The Correct Option is A

For a first-order reaction R \(\rightarrow\) P, the integrated rate law is given by:
\( \ln[\text{R}]_t = -kt + \ln[\text{R}]_0 \).
Here:
- \([\text{R}]_t\) is the concentration of the reactant R at time t.
- \([\text{R}]_0\) is the initial concentration of the reactant R at time t=0.
- k is the first-order rate constant.
This equation is in the form of a straight line, \( y = mx + c \).
If we plot a graph with \(y = \ln[\text{R}]_t\) on the y-axis and \(x = t\) on the x-axis, we get:
\( \underbrace{\ln[\text{R}]_t}_{y} = \underbrace{(-k)}_{m} \underbrace{t}_{x} + \underbrace{\ln[\text{R}]_0}_{c} \).

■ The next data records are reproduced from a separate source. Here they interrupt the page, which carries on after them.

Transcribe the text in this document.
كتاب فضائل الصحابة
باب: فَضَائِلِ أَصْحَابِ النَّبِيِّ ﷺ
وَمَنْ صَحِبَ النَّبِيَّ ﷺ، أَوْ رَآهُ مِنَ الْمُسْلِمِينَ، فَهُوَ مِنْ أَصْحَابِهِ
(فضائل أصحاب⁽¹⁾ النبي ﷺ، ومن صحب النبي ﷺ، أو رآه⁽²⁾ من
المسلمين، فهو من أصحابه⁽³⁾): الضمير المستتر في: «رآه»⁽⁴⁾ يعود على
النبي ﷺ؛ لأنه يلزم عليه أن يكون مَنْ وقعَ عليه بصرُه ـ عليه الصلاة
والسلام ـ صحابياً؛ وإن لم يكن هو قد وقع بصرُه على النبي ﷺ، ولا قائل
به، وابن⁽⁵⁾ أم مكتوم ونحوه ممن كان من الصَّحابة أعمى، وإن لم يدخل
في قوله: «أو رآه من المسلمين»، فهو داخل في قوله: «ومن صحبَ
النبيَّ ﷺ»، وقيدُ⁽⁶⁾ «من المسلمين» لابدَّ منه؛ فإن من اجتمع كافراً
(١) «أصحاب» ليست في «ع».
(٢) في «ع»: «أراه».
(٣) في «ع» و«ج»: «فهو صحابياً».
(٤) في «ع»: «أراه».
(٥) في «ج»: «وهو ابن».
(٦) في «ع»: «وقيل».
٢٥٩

From this comparison, we can see that:
- The slope of the line (m) is \(-k\). This matches the description of a straight line with a negative slope.
- The y-intercept (c), which is the value of y when x=0, is \( \ln[\text{R}]_0 \).
Therefore, the intercept on the y-axis is equal to \( \ln[\text{R}]_0 \).